A Guarda Municipal do Município Alfa recebeu denúncia de que determinada escola municipal acabara de ser invadida por indivíduos encapuzados que, em ação rápida e organizada, depredaram bens móveis, fizeram inscrições de cunho nazista nas dependências da unidade de ensino e furtaram diversos equipamentos eletrônicos.
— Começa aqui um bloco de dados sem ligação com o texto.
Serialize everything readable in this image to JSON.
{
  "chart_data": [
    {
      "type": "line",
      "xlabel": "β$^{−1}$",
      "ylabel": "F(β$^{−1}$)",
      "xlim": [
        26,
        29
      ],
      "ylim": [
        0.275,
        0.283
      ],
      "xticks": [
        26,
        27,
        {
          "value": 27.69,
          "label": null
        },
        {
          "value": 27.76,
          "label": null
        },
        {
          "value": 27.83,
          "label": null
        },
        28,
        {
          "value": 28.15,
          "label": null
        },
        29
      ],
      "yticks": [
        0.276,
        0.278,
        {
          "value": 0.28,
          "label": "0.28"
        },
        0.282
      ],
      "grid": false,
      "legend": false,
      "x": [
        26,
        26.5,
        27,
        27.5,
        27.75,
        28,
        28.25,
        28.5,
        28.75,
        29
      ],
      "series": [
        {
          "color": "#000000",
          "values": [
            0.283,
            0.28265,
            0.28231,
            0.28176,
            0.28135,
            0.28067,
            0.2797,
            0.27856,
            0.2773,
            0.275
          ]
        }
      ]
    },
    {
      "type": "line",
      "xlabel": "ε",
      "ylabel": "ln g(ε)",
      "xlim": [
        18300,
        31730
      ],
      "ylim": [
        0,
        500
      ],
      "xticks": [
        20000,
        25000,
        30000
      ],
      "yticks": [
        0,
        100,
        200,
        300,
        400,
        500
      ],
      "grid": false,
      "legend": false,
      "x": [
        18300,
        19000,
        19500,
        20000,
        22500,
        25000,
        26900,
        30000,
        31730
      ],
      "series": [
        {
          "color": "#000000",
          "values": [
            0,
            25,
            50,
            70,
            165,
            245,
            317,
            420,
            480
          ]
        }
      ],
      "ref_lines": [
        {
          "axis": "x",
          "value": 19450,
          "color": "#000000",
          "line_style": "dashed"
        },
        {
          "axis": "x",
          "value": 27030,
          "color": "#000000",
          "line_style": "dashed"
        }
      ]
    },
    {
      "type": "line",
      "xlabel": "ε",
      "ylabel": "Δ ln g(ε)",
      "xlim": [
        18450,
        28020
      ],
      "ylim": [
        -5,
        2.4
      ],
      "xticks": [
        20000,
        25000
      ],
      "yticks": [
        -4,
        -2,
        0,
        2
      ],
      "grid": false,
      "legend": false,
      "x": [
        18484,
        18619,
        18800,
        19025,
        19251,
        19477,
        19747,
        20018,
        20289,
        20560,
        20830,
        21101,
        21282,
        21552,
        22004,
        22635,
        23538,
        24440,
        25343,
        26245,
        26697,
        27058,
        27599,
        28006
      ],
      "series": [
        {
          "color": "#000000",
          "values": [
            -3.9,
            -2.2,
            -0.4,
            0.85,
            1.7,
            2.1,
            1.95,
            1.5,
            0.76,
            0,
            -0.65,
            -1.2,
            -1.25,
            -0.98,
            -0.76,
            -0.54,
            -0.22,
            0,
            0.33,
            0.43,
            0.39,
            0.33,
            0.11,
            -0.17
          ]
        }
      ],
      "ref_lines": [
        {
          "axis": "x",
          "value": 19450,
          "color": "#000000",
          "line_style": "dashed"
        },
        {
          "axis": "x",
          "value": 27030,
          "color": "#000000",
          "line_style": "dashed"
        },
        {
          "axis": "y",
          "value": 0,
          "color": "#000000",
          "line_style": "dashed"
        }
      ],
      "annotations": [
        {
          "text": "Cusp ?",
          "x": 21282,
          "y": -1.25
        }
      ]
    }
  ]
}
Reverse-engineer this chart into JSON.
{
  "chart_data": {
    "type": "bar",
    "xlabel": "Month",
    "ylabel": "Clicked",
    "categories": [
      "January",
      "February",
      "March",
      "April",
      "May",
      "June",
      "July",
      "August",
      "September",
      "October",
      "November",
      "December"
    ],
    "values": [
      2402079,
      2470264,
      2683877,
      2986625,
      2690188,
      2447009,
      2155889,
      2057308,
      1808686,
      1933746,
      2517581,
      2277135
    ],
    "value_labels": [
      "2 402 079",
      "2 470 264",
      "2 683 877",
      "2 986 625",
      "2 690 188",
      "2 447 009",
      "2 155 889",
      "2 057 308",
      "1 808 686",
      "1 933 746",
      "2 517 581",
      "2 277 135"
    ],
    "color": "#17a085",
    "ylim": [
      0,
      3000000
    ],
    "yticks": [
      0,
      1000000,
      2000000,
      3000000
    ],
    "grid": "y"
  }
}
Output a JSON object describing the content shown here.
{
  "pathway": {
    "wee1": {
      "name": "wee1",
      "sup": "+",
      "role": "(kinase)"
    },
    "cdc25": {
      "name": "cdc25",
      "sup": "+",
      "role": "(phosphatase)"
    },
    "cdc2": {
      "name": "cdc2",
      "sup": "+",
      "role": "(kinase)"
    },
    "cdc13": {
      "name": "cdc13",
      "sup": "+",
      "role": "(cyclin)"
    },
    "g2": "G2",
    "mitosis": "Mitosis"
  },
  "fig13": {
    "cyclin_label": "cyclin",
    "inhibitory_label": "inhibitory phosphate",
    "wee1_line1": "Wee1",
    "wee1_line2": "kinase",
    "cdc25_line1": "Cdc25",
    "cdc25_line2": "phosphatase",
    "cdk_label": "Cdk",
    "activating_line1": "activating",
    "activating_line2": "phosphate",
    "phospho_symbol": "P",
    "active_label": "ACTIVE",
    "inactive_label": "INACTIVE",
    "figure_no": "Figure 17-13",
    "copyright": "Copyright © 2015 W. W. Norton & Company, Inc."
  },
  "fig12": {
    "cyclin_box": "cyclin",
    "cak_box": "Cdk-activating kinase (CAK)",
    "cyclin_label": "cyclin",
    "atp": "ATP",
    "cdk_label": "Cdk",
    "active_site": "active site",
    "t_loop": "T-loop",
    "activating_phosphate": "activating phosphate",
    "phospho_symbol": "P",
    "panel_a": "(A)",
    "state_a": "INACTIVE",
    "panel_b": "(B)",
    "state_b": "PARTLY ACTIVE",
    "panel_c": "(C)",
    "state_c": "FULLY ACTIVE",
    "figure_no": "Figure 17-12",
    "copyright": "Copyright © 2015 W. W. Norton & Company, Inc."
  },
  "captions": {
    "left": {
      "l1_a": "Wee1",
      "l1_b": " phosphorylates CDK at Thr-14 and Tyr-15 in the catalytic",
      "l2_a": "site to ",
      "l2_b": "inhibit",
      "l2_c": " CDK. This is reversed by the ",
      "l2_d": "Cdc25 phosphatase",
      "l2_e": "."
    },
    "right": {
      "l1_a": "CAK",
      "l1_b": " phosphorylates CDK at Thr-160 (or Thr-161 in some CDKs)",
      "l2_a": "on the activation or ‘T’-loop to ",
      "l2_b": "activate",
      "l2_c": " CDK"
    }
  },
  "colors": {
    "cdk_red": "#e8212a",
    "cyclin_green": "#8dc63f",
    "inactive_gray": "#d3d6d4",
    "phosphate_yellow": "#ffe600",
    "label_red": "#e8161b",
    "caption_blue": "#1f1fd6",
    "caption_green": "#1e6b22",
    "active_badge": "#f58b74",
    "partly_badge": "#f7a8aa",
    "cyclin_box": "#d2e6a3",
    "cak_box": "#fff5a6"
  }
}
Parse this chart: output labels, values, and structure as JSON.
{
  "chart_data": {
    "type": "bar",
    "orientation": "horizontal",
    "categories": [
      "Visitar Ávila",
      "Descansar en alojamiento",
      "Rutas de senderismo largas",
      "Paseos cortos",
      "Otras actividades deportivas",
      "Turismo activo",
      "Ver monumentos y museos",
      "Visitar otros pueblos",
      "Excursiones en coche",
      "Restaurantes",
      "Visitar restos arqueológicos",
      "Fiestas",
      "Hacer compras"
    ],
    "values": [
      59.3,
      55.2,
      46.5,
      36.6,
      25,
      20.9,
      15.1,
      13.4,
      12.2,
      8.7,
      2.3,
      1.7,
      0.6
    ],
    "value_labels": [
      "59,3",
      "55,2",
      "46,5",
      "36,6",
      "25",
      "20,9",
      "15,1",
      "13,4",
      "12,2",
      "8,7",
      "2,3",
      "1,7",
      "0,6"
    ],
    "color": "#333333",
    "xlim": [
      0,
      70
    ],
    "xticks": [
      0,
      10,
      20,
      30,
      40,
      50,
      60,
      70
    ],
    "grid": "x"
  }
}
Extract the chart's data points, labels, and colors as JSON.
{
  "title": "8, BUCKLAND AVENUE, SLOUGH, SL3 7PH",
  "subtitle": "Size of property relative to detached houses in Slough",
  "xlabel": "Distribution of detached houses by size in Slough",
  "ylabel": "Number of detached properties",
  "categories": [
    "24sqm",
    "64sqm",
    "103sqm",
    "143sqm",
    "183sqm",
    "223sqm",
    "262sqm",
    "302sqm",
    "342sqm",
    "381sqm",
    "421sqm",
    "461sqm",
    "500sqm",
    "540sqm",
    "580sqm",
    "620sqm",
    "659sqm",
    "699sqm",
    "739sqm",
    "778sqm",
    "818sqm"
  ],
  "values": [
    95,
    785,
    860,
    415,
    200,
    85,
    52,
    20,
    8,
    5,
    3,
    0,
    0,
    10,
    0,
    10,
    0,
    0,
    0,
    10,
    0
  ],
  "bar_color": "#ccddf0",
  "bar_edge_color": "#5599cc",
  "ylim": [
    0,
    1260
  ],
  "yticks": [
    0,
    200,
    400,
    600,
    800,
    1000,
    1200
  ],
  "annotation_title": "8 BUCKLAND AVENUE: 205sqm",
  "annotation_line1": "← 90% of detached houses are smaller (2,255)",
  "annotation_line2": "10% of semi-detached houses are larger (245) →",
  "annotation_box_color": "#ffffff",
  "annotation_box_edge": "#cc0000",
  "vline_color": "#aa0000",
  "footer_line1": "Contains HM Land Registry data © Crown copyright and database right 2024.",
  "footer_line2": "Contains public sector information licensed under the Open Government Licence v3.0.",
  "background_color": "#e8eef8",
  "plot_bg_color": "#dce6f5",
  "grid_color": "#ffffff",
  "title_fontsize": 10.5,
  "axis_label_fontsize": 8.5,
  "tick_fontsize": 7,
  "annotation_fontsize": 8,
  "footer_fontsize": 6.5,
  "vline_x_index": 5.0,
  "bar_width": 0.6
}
Considerando a preservação do local do crime e meios de prova, nos moldes do Código de Processo Penal, é correto afirmar que:
- A)Nas infrações que deixam vestígios, a confissão do acusado dispensa a necessidade de exame de corpo de delito.
Errada, porque nas infrações que deixam vestígios a confissão não dispensa o exame de corpo de delito, salvo impossibilidade de realizá-lo.
- B)A remoção de vestígios no local de crime, antes de liberada pelo perito responsável, constitui mera infração administrativa.
Errada, pois remover vestígios antes da liberação do perito pode comprometer a prova penal e não se reduz a mera infração administrativa.
- C)Denomina-se fixação o ato de evitar que se altere o estado das coisas, devendo-se isolar e preservar o ambiente da investigação.
Errada, porque fixação é o registro/documentação do vestígio, e não o ato de isolar e preservar o local.
- D)O agente público deve preservar o local do incidente, sendo este procedimento o início da cadeia de custódia de vestígios do crime.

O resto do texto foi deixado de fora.